Il congedo fra i due stretti consanguinei, che c'era stato all'esterno della spelonca, era avvenuto con un forte abbraccio, poiché esso non era potuto mancare in quella circostanza. Da parte del genitore, inoltre, c'era stata la promessa che sarebbe ritornato a trovarlo assai presto. Anzi, probabilmente egli si sarebbe fatto accompagnare dalla sorella Taler, poiché le avrebbe fatto piacere raggiungerlo su Geo.

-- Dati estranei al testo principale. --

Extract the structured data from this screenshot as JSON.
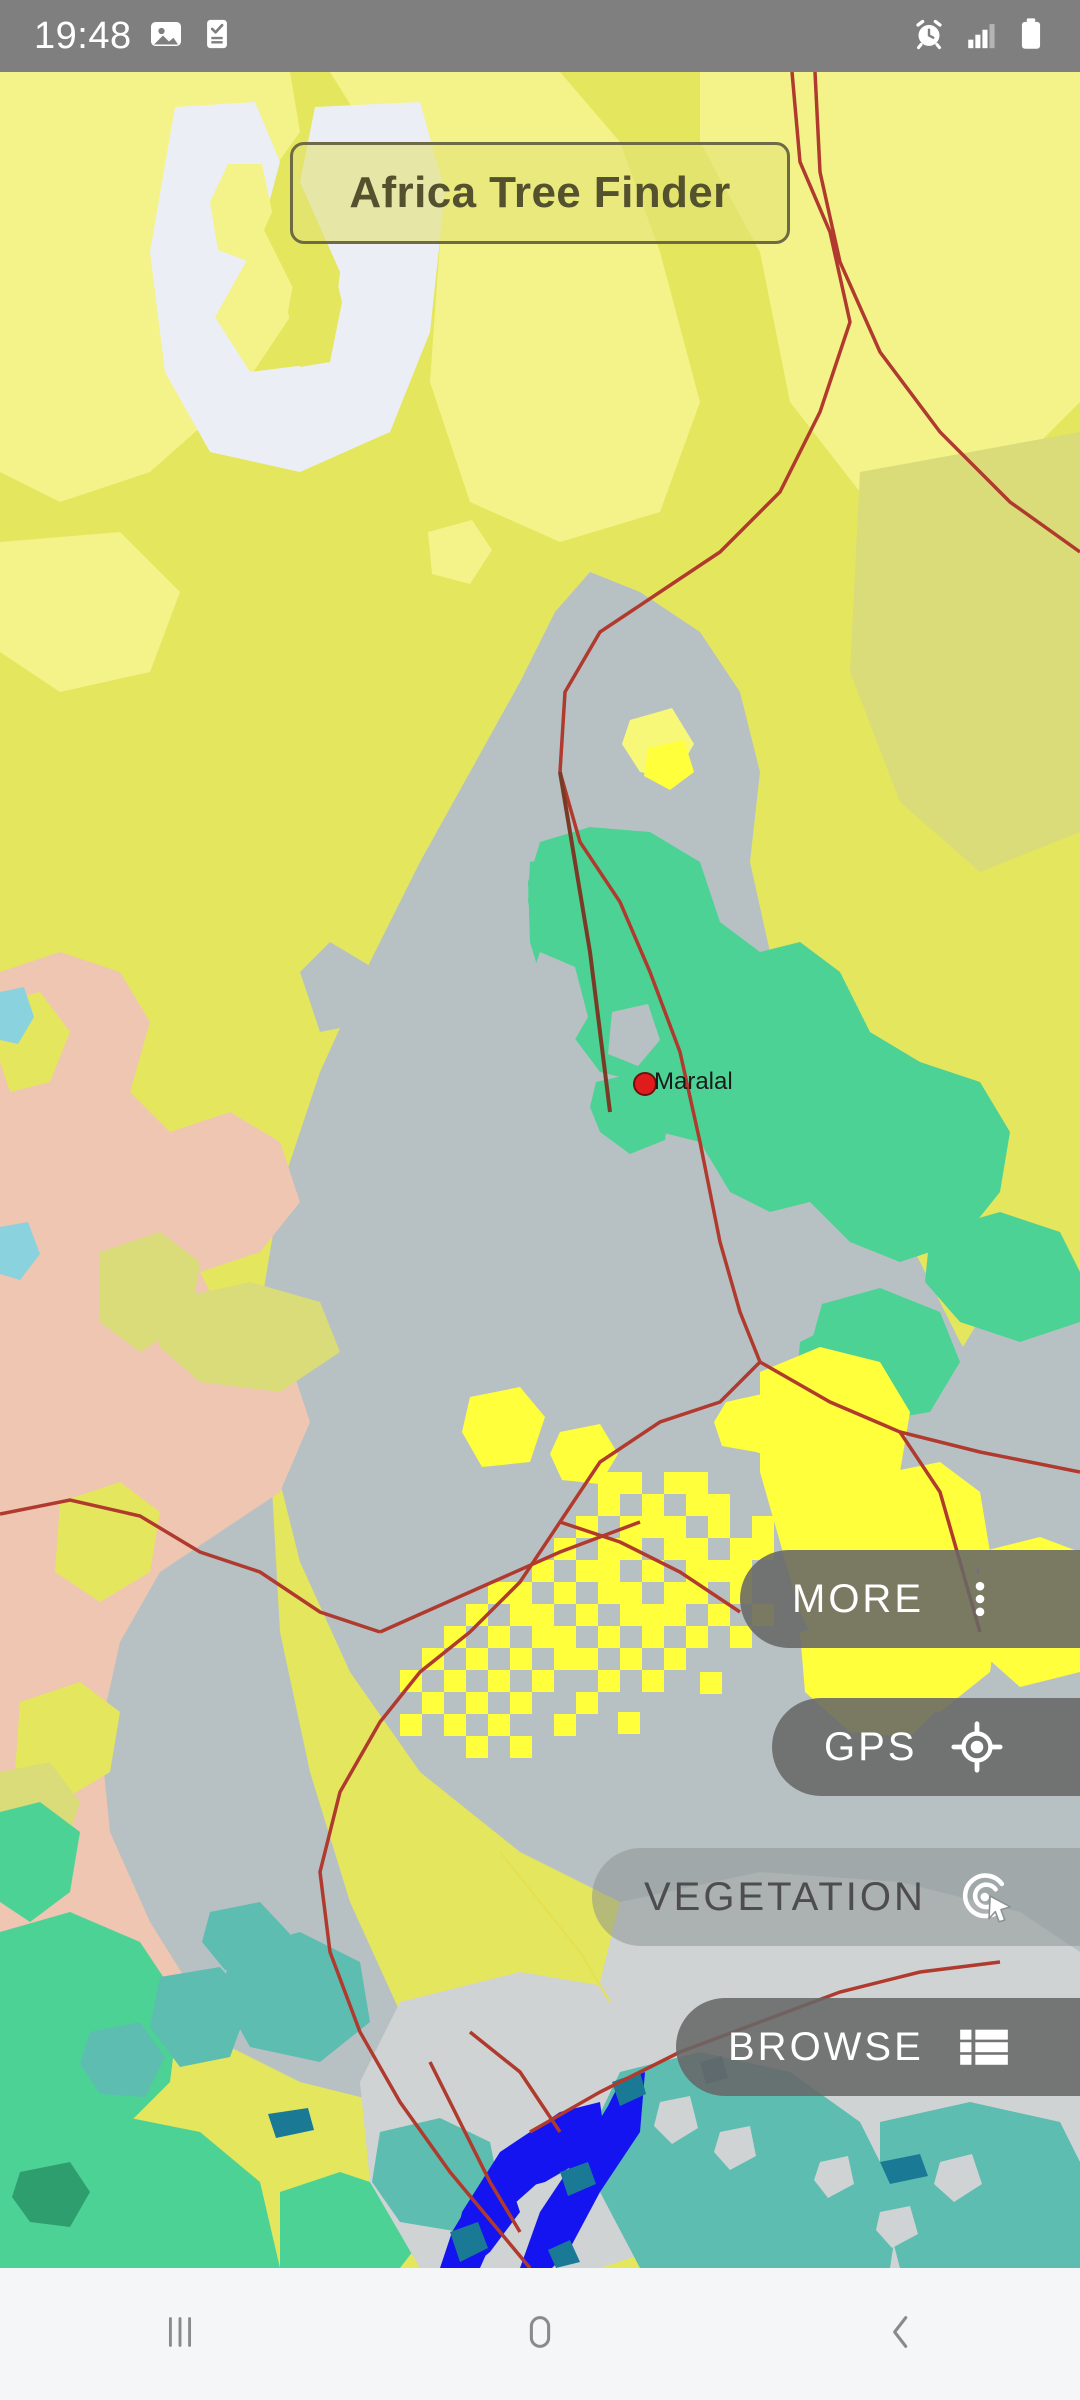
{
  "status_bar": {
    "time": "19:48",
    "left_icons": [
      {
        "name": "gallery-image-icon"
      },
      {
        "name": "phone-check-icon"
      }
    ],
    "right_icons": [
      {
        "name": "alarm-clock-icon"
      },
      {
        "name": "signal-bars-icon",
        "bars_filled": 3,
        "bars_total": 4
      },
      {
        "name": "battery-full-icon"
      }
    ]
  },
  "app": {
    "title": "Africa Tree Finder"
  },
  "map": {
    "place_labels": [
      {
        "name": "Maralal"
      }
    ],
    "colors": {
      "base_yellow": "#e4e65e",
      "light_yellow": "#f3f38a",
      "bright_yellow": "#ffff3c",
      "pale_lavender": "#eceef5",
      "olive_yellow": "#d9dc78",
      "gray_blue": "#b7c1c3",
      "light_gray": "#cfd3d3",
      "green": "#4dd295",
      "teal": "#5cbdb0",
      "dark_teal": "#1a7a96",
      "blue_water": "#1414f0",
      "cyan_lake": "#8ad2dd",
      "salmon": "#eec6b1",
      "purple": "#7a14f0",
      "road_red": "#c0392b",
      "road_brown": "#7a3b26",
      "marker_red": "#e01b1b"
    }
  },
  "buttons": [
    {
      "id": "more",
      "label": "MORE",
      "icon": "overflow-menu-icon",
      "enabled": true
    },
    {
      "id": "gps",
      "label": "GPS",
      "icon": "gps-target-icon",
      "enabled": true
    },
    {
      "id": "vegetation",
      "label": "VEGETATION",
      "icon": "tap-select-icon",
      "enabled": false
    },
    {
      "id": "browse",
      "label": "BROWSE",
      "icon": "list-view-icon",
      "enabled": true
    }
  ],
  "nav_bar": {
    "items": [
      {
        "name": "recents-button",
        "icon": "recents-icon"
      },
      {
        "name": "home-button",
        "icon": "home-icon"
      },
      {
        "name": "back-button",
        "icon": "back-chevron-icon"
      }
    ]
  }
}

Una volta che il suo divino genitore Dupros lo aveva lasciato solo, Zurlof si era affrettato a rientrare nel buio antro, essendo desideroso di avvertirvi la presenza della sua genitrice e quella di sé stesso appena nato. Già nell'attraversare l'ingresso, il mago si era sentito sconquassare la mente da una miriade di strane sensazioni rumorose. Nel suo interno, esse avevano iniziato a rimbombare simili a martellanti ed assordanti percussioni di oggetti metallici, i quali davano la sensazione che si urtassero di continuo gli uni contro gli altri. Non bastando ciò, egli veniva anche investito dalla percezione di uno scatenio di ferraglie impazzite, le quali non facevano altro che produrvi uno stridore sgradevole e fastidioso. Un fatto del genere lo portava ad immaginare che esse venissero strapazzate senza sosta in un recipiente di enorme capacità altrettanto metallico. Quando infine il mago aveva raggiunto il centro della cavità, ad un tratto era cessato ogni fragore. A quel punto, egli aveva sollevato il braccio destro fino a dove aveva potuto. Dopo, facendo strofinare tra loro il pollice e l'indice, aveva esclamato: "Che in questo luogo ci sia una luce bastevole per illuminarlo!" Al pronunciamento di quelle sue poche parole, erano apparse sulle due pareti laterali dieci torce accese, cinque per lato, le quali avevano iniziato ad illuminare l'intero spazio interno dell'antro.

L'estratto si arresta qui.